I loved working for [restaurateurs] Chris [Corbin] and Jeremy [King] at The Wolseley and they had big plans, but I just couldn’t miss the opportunity to open our own business. It was everything and more than we ever wished for. I was 15 when I went into working in kitchens and, really, as a chef you disappear off the planet as far as family is concerned. So, it was great when Jeff was 18 and left college and he came into work for me. I was working in a boutique hotel down in Ludlow. We’re coming up to our 11th year working together and we’ve never had a cross word.
You and Jeff have worked, together and separately, in both restaurants and hotel kitchens. How do the two worlds compare?
There’s a big difference. In a hotel you’re looking after someone for 24 hours, whereas, in a restaurant, the curtain only lifts twice a day. It’s a good discipline for young chefs.
Galvin at The Athenaeum is the first time we’re looking after everything: restaurant, room service, banquets. It’s exciting because we always wanted to do hotels. That was a big part of it for us because almost 50 percent of our careers we’ve been based in a hotel and, having worked in most corners, from the banqueting side, room service, looking after the bars, I like to give as much care to everything as I would a restaurant. Also, if you’re going to put your name on the front door of a hotel, it reflects on you, so I’d rather be in control of that.
How important are reviews?
A good review can fill your restaurant. If you get a review that’s not what you wanted, you have to take it on the chin and, most importantly, learn from it. I love reading reviews on restaurants. Some you can take with a pinch of salt. There’s a group of writers that are highly accurate and pretty well trusted, but we are lucky today that we have that second opinion of social media. I’ve opened so many restaurants, and that’s the time you’re going to get reviewed. You’ve got builders. You’ve got so many things that interfere with that, [and] sometimes you can just be unlucky. In cities like London, you’ve got one bite of the cherry. You need to get it right.
What are your feelings about the London restaurant scene right now?

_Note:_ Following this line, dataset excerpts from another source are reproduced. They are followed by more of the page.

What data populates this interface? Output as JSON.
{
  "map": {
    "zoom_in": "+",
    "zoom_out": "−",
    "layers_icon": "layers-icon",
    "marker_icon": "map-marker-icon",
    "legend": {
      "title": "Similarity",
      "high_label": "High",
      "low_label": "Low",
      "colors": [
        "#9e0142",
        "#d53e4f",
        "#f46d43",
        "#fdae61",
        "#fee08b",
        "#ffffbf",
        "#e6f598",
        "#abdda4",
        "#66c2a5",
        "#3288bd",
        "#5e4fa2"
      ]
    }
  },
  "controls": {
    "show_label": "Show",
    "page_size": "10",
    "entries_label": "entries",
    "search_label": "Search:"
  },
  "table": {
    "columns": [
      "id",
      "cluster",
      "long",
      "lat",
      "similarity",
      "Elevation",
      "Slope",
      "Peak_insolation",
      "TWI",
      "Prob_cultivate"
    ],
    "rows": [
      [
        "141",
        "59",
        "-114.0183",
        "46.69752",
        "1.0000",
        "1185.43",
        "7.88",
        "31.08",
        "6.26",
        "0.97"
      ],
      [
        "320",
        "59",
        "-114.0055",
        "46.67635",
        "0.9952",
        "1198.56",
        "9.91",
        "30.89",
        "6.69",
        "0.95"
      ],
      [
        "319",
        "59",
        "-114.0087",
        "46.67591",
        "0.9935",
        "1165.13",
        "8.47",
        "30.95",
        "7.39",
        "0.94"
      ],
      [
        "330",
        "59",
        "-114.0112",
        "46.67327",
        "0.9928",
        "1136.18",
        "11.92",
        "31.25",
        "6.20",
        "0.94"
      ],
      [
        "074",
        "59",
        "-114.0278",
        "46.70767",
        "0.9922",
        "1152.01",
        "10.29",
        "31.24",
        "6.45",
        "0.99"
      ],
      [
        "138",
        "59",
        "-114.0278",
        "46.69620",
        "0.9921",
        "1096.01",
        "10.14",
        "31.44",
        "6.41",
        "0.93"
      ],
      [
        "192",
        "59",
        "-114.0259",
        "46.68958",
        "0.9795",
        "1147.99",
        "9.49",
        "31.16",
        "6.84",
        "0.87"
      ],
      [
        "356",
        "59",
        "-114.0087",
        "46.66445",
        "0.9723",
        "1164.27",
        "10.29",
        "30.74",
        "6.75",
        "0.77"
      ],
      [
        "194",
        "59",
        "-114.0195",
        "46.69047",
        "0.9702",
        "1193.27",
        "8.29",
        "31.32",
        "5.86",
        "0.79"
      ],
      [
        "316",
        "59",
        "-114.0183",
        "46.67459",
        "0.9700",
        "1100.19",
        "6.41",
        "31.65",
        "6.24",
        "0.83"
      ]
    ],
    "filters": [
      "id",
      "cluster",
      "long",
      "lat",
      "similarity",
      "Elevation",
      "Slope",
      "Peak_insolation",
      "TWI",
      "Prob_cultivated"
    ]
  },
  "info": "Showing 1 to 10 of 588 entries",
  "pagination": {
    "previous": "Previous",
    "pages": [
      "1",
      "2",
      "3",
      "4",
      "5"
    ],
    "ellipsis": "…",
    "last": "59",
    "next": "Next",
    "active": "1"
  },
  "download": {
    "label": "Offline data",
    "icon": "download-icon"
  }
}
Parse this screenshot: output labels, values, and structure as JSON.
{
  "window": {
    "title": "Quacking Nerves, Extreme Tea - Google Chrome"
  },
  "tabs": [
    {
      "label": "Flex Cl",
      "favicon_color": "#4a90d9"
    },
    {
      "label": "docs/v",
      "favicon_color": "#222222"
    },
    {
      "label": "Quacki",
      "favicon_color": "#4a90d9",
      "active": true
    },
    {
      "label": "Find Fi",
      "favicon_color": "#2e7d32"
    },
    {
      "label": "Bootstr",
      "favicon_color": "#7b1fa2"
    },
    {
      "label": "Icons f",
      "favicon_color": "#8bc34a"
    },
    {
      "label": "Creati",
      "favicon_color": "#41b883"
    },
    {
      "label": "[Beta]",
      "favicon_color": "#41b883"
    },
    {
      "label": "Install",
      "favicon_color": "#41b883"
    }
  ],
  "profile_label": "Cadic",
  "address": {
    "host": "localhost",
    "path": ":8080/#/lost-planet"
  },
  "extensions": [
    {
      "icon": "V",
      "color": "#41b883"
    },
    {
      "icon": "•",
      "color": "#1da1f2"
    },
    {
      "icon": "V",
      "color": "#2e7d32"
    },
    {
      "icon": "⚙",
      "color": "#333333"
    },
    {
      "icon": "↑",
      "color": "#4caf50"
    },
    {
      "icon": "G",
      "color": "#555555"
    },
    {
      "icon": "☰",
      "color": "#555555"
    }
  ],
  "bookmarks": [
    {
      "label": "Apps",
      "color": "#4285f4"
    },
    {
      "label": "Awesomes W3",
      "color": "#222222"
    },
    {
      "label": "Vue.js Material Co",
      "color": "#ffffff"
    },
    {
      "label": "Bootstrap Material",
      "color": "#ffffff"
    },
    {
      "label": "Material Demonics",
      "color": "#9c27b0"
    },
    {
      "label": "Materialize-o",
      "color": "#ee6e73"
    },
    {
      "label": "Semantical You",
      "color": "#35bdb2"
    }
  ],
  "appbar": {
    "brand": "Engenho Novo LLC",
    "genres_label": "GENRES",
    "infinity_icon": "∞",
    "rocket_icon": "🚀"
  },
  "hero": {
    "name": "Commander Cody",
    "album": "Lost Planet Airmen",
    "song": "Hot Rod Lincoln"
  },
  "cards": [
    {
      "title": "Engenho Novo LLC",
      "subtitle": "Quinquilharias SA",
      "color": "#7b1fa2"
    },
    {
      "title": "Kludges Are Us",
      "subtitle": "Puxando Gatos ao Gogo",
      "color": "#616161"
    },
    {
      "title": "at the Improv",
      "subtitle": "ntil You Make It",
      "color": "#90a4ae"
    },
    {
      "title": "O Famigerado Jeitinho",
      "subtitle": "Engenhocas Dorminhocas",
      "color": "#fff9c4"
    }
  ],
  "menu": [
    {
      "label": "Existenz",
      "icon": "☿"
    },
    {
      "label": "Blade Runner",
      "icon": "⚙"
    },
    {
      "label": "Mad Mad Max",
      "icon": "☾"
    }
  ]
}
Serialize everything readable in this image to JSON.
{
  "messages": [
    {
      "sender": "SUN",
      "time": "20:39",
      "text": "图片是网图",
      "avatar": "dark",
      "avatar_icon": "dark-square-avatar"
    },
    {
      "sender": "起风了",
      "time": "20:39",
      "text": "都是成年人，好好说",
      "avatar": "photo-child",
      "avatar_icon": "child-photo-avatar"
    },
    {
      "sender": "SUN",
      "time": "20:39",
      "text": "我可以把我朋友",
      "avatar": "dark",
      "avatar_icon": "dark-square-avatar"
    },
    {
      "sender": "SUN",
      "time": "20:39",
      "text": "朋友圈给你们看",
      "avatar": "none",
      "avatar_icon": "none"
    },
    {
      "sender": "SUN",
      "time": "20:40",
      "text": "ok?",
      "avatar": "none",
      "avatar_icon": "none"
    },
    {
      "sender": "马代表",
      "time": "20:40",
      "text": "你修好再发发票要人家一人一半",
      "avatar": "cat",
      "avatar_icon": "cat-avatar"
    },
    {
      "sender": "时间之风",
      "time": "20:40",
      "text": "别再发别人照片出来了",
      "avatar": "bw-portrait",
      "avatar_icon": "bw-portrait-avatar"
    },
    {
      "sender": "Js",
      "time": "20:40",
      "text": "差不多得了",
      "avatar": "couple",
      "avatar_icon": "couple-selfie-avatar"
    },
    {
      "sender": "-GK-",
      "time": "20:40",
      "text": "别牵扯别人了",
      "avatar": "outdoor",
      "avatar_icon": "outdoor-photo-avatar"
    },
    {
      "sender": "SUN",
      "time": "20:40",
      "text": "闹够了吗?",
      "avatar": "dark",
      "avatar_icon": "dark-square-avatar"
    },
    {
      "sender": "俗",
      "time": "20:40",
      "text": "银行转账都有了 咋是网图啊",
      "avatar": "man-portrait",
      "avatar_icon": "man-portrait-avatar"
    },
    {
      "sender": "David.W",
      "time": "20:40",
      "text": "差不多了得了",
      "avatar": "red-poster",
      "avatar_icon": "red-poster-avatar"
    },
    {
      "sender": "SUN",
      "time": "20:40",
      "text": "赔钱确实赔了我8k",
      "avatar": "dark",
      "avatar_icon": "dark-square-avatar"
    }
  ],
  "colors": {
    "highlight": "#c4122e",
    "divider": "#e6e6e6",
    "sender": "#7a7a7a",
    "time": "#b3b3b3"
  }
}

I just love the way [British chefs] cook now: cooking with the season, saying, “What’s available? What’s good?” They’re writing their menus that way and I love that. I love the fact that it’s not just French, it’s not just Italian; it’s modern British cooking and trying to put a label on a lot of it is near on impossible. I’m really excited about what’s happening in London right now. For years, we said, “London’s as good as Paris, as good as New York,” and it never was. But I would say it is now.